Off and (Hitting and) Running
It all started with Bill James.
More specifically, it all started with an article introducing James to the world, written by Daniel Okrent for Sports Illustrated in 1981. I was an 11-year-old third-generation Dodgers fan riding the wave of Fernandomania. I devoured box scores for breakfast, bought packs of baseball cards with my allowance on the way to school and read every baseball book in sight, not to mention my weekly copy of SI. Good at math -- I understood batting averages before I knew of fractions -- I was fascinated by the ways in which the bearded bard of Lawrence, Kansas, made baseball statistics dance, built rational arguments that questioned conventional wisdom and brought order to a sometimes chaotic game.
A strange and wonderful destiny set in motion by that Okrent article has brought me to SI.com to create a new blog called Hit and Run. It will offer a mix of quick hits and substantial takes on news or issues of interest in the world of baseball, and will be updated daily, often multiple times.
Much as James has done, I will make use of, but not rely solely on, statistics. The lessons of sabermetrics —what James defined as "the search for objective knowledge about baseball" — have been ingrained in me since my days as a pre-teen stathead, when I computed Runs Created on my mom's calculator every time I updated my stat sheet for the Salt Lake Gulls, the locally-based Triple-A affiliate of the Angels.
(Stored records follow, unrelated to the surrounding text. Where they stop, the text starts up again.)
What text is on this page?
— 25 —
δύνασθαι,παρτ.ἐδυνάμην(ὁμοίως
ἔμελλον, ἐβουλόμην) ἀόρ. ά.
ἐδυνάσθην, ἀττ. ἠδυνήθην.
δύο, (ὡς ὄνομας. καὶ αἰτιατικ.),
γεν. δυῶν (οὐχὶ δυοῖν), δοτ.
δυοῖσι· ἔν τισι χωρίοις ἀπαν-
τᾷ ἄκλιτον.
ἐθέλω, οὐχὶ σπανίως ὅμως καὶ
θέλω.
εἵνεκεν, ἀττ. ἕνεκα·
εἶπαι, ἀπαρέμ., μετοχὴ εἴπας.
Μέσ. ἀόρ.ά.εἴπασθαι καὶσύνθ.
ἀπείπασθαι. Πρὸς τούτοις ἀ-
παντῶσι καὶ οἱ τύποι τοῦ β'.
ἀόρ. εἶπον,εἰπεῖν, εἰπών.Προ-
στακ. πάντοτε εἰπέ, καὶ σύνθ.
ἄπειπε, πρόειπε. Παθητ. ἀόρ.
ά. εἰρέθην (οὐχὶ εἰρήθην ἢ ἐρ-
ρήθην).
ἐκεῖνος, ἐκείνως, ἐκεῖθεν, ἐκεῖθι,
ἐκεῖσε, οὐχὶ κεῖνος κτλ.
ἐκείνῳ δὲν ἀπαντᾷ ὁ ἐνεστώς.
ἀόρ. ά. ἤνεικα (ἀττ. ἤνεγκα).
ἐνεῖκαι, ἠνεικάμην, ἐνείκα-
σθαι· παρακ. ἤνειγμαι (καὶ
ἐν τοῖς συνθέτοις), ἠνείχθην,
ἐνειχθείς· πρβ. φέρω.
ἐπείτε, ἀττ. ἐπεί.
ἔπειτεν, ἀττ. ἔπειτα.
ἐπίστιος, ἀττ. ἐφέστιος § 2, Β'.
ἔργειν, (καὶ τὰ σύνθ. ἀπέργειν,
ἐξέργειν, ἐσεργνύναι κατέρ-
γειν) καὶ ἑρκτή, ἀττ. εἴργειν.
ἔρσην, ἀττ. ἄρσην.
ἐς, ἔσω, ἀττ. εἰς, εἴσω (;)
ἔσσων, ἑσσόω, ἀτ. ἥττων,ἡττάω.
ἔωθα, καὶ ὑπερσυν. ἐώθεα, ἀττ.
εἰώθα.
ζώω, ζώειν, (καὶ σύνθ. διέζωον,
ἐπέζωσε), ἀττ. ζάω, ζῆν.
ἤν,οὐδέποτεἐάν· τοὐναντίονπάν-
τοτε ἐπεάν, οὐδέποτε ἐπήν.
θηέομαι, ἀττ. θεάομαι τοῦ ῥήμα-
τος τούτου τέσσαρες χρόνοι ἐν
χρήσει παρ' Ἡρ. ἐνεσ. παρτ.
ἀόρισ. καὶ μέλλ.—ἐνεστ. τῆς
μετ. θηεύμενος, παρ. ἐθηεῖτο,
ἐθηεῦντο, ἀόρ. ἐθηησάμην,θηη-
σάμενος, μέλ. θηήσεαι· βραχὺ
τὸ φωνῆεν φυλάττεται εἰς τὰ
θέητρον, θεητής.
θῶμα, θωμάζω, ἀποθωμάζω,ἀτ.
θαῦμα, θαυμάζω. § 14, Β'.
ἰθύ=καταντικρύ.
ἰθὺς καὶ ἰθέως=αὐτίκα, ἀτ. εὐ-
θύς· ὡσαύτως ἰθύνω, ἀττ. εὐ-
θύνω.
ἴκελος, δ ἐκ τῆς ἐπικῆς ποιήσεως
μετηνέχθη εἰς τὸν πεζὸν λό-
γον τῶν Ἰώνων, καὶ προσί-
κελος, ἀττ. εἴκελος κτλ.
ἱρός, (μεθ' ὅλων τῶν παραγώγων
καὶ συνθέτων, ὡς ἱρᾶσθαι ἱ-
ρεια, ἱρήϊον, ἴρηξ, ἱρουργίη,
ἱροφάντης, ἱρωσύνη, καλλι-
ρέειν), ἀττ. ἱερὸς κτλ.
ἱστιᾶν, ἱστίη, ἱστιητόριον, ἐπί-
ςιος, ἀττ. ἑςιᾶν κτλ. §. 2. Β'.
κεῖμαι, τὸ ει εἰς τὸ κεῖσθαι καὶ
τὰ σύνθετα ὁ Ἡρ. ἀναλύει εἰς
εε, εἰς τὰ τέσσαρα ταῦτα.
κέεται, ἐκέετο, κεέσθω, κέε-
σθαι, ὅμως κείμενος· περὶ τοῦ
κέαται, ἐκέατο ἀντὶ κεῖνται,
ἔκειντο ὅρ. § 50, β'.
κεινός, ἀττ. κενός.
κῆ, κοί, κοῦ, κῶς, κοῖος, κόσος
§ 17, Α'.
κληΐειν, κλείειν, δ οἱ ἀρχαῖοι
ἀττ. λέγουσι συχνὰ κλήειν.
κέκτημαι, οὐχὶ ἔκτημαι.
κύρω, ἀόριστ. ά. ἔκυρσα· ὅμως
After mostly laying dormant during college, my love for the game was rekindled by my move to New York City in 1995, and when it came to reading about baseball, I veered toward the sabermetric bent. Inspired by Rob Neyer (a James assistant back in the day) and years of arguing about baseball with close friends and virtual strangers, I hung out my shingle at The Futility Infielder in 2001, setting in motion my evolution from graphic designer to full-time baseball writer.
Along the way, I've gotten to run in the famous Milwaukee Brewers sausage race, cursed the new Yankee Stadium's high ticket prices in the Wall Street Journal, created a Hall of Fame evaluation system called JAWS (for the Jaffe WARP Score) that real voters actually pay attention to, gained entry into the Baseball Writers Association of America and got my mug on television in the service of a first-of-its-kind show about sabermetics, MLB Network's Clubhouse Confidential. Some pretty cool stuff.
Most of those things wouldn't have happened without the work I've done over the past eight years at Baseball Prospectus, a subscription-based site devoted to carrying on the sabermetric tradition, with an eye towards informed decision-making. My Hall of Fame analyses at Futility Infielder first brought me to BP's attention, and I debuted the system that would become JAWS in January 2004. In 2005, I launched my first weekly column, the Prospectus Hit List, an objectively based power rankings driven by BP's Pythagorean-based Adjusted Standings page. In 2007, I launched a second, more general column, Prospectus Hit and Run, and last year, I transferred power of the Hit List to our junior staff to focus my energy on multiple Hit and Run columns per week. Though I am still contributing to BP, my regular home will be here at SI.com. Having waded into the mainstream, I'll take the lessons I've absorbed from James and his disciples, and pass them along to a new readership — ideally without drowning us all in too many numbers. I hope you'll follow along.